The reason God had to forsake Him was the sin which Jesus took on for us. God cannot look at sin nor can He tolerate sin. He had to look away and this was devastating to Jesus. The greatest gift we were given was the resurrection of Christ and that through the shedding of His blood on Calvary we are cleansed from our sin. We can approach the throne of God through the blood of Jesus Christ.

If you have gone to church all you life, have you ever asked yourself “why does blood have to be shed?” I know that they always say that it must be shed for sin but why. In the Old Testament they had sacrifices and in the New Testament they had Jesus, so what does the blood mean?

The blood is the covenant. God is holy so holy that no one is allowed in His presence unclean. The blood covers our sin. Jesus’ blood is powerful and redemptive. He was the perfect sacrifice for our sins. Jesus is the perfect, acceptable Lamb of God. The blood of Christ is the sign of the new covenant with God.
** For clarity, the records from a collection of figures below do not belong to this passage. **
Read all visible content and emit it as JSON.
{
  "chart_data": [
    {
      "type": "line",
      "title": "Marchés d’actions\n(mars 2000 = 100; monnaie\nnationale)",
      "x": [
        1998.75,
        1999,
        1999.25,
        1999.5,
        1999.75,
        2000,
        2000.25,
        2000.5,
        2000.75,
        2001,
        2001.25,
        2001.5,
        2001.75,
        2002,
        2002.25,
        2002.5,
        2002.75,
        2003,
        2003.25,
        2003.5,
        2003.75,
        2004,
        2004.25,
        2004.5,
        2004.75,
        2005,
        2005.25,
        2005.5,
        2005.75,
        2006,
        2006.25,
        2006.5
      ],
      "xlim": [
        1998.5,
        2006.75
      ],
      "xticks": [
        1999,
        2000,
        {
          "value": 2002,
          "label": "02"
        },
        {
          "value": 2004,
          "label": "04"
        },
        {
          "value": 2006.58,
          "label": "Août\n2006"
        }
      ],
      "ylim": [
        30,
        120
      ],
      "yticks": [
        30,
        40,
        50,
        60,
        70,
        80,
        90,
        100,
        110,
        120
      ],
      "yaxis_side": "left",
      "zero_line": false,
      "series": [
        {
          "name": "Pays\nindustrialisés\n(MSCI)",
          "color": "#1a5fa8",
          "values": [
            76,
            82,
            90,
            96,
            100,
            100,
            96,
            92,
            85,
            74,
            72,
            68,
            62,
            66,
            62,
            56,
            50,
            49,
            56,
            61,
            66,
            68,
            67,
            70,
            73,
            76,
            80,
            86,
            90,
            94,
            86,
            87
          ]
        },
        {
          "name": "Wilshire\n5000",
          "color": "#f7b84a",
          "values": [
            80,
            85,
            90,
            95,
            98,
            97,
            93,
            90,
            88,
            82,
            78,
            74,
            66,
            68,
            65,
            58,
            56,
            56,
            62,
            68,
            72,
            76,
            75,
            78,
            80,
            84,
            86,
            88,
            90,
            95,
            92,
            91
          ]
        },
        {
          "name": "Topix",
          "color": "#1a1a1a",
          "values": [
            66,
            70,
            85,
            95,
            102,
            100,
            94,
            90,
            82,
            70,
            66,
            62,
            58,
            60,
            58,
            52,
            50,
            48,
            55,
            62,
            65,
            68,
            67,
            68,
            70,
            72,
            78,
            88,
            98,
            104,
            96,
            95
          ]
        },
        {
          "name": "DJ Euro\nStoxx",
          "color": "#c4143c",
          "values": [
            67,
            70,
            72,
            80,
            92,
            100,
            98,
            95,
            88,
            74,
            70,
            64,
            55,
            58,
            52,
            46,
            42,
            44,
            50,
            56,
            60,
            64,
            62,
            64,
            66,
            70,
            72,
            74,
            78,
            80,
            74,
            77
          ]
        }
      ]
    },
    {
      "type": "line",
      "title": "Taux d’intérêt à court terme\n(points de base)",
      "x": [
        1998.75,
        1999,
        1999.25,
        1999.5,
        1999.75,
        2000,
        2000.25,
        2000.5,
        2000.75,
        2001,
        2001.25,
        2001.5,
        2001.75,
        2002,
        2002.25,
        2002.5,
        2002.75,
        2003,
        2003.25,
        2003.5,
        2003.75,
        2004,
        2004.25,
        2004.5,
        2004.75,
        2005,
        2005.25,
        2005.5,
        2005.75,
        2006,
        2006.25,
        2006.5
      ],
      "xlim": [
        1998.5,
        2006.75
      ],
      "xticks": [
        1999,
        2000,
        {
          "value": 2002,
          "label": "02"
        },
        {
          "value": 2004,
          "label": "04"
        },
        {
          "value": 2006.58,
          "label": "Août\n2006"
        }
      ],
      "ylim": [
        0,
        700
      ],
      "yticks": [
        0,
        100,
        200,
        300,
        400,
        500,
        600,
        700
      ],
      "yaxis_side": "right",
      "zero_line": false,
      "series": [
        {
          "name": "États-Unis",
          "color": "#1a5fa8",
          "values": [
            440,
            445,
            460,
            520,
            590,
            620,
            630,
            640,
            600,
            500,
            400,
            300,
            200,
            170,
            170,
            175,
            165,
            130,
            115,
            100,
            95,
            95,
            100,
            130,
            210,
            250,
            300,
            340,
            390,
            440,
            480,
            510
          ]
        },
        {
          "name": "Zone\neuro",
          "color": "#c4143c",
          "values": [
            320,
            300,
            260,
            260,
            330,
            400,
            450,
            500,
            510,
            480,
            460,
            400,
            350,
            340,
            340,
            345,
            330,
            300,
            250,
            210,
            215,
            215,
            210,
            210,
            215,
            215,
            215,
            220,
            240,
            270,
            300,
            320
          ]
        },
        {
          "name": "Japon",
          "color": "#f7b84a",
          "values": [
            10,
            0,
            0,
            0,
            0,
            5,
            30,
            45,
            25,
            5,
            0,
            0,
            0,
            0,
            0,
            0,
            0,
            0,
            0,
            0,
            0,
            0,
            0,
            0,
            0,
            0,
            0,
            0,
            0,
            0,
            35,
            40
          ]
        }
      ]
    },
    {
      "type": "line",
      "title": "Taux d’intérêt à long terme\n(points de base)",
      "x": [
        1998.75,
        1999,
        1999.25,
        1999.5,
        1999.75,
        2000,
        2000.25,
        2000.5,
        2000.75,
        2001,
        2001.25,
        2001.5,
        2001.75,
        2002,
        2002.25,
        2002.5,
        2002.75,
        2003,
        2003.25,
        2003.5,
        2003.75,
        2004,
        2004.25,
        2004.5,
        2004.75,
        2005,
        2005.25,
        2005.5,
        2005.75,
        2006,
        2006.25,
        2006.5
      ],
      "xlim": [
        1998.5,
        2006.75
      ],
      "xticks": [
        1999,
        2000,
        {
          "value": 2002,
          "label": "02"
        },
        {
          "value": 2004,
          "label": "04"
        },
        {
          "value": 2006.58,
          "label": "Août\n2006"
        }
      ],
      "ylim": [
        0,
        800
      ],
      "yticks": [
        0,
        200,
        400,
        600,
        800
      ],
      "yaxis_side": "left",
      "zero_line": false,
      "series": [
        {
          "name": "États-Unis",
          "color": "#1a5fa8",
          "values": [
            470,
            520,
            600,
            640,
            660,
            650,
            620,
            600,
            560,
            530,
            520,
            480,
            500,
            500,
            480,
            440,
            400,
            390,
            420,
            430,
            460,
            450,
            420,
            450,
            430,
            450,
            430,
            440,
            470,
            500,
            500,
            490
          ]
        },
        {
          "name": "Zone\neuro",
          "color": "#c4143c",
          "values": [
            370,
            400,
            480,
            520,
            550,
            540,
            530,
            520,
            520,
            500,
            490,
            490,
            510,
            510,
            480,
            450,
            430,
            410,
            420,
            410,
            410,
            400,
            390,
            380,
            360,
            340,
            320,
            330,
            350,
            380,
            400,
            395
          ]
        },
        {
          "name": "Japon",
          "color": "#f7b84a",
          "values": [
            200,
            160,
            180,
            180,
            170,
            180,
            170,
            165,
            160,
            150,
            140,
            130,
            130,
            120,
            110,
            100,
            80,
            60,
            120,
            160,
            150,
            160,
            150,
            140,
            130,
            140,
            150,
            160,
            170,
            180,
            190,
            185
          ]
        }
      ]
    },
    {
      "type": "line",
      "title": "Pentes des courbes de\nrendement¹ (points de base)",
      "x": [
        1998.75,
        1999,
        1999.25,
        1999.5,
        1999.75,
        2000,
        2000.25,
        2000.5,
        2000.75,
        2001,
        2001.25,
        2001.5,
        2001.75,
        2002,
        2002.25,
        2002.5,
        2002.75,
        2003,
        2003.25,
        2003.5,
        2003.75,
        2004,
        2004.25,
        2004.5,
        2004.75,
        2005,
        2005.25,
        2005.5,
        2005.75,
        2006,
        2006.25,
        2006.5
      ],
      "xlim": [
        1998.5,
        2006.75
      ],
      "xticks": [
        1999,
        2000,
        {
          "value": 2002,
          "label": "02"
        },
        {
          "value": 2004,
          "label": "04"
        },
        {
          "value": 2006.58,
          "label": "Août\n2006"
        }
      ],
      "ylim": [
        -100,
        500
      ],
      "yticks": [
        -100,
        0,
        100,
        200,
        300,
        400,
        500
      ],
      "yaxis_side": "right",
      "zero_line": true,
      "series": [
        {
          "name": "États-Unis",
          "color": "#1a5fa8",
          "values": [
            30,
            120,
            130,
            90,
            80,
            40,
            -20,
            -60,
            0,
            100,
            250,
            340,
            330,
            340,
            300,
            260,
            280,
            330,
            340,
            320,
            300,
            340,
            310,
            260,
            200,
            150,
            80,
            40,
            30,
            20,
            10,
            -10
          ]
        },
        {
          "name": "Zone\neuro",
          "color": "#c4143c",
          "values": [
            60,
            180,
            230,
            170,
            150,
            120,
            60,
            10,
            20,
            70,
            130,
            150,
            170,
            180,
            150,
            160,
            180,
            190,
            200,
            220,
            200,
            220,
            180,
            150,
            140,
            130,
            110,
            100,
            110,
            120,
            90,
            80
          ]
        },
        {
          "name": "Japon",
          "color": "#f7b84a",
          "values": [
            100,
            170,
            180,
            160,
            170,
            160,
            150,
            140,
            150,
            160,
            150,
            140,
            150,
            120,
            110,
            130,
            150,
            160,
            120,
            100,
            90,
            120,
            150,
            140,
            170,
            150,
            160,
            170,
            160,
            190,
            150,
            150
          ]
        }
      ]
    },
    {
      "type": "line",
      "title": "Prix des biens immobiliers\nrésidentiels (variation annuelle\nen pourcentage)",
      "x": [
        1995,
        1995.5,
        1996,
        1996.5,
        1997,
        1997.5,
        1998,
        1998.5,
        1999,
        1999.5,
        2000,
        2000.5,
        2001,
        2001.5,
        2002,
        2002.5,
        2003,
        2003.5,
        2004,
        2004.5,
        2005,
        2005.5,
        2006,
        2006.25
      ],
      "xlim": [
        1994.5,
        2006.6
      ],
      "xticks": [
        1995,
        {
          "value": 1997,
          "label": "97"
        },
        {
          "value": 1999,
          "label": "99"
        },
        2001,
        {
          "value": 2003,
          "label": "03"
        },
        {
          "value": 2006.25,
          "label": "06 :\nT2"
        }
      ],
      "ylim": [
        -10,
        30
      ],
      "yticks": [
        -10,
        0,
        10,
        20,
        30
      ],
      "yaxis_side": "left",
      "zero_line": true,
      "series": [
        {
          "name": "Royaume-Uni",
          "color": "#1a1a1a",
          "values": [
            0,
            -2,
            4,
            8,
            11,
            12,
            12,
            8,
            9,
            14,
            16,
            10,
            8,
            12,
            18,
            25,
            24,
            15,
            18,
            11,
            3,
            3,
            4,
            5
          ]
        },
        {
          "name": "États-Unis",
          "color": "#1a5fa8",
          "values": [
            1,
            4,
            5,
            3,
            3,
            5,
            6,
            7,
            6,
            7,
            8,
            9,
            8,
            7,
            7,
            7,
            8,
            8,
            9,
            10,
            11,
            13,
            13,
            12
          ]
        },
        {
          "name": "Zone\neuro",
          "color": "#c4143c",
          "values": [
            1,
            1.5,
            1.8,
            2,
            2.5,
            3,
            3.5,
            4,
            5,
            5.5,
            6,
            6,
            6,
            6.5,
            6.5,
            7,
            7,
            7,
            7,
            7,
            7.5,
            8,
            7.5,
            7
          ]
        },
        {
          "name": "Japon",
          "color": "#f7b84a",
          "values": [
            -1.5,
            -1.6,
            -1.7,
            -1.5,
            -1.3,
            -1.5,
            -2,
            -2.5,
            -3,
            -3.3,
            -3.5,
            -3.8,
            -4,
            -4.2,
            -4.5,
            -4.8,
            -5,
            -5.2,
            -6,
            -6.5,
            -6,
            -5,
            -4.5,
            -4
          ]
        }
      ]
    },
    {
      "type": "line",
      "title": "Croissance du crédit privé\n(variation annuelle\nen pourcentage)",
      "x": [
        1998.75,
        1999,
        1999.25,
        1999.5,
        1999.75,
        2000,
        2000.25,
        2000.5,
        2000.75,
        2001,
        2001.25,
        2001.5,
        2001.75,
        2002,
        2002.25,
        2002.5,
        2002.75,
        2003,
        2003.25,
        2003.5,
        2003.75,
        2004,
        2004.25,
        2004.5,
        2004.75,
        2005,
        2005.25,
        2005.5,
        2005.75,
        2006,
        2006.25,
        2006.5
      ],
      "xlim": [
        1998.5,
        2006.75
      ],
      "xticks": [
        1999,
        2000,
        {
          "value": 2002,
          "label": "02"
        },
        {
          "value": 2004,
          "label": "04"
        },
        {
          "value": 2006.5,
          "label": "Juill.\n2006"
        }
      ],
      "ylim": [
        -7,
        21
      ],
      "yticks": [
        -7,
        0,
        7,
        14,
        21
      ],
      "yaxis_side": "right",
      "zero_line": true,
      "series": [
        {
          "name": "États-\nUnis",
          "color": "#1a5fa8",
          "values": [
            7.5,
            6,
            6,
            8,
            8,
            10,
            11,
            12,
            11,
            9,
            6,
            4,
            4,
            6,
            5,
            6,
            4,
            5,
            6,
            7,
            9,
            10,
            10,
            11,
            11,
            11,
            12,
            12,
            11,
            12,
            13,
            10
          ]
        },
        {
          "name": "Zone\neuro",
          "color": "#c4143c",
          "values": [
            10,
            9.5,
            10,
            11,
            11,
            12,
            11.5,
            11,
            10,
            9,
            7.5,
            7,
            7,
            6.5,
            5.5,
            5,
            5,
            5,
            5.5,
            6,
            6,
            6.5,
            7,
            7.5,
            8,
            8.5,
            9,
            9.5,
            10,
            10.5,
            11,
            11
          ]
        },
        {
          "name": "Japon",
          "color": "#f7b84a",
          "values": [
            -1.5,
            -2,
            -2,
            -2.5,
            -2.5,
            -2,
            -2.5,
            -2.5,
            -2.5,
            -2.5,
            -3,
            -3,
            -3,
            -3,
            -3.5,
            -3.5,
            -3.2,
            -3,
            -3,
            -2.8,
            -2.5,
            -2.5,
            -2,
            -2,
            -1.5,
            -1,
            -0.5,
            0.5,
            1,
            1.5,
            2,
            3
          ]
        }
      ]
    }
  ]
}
When we eat the bread we are to remember His body that was broken for us but when we drink the wine we are to remember His blood which is the new covenant with us.

Matt 26: 26-28
26While they were eating, Jesus took bread, gave thanks and broke it, and gave it to his disciples, saying, "Take and eat; this is my body." 27Then he took the cup, gave thanks and offered it to them, saying, "Drink from it, all of you. 28This is my blood of the [new] covenant, which is poured out for many for the forgiveness of sins. 29I tell you, I will not drink of this fruit of the vine from now on until that day when I drink it anew with you in my Father's kingdom."

Mark 14:22-25
22While they were eating, Jesus took bread, gave thanks and broke it, and gave it to his disciples, saying, "Take it; this is my body." 23Then he took the cup, gave thanks and offered it to them, and they all drank from it. 24"This is my blood of the [new] covenant, which is poured out for many," he said to them. 25"I tell you the truth, I will not drink again of the fruit of the vine until that day when I drink it anew in the kingdom of God."

Luke 22:23
19And he took bread, gave thanks and broke it, and gave it to them, saying, "This is my body given for you; do this in remembrance of me." 20In the same way, after the supper he took the cup, saying, "This cup is the new covenant in my blood, which is poured out for you. 21But the hand of him who is going to betray me is with mine on the table. 22The Son of Man will go as it has been decreed, but woe to that man who betrays him." 23They began to question among themselves which of them it might be who would do this.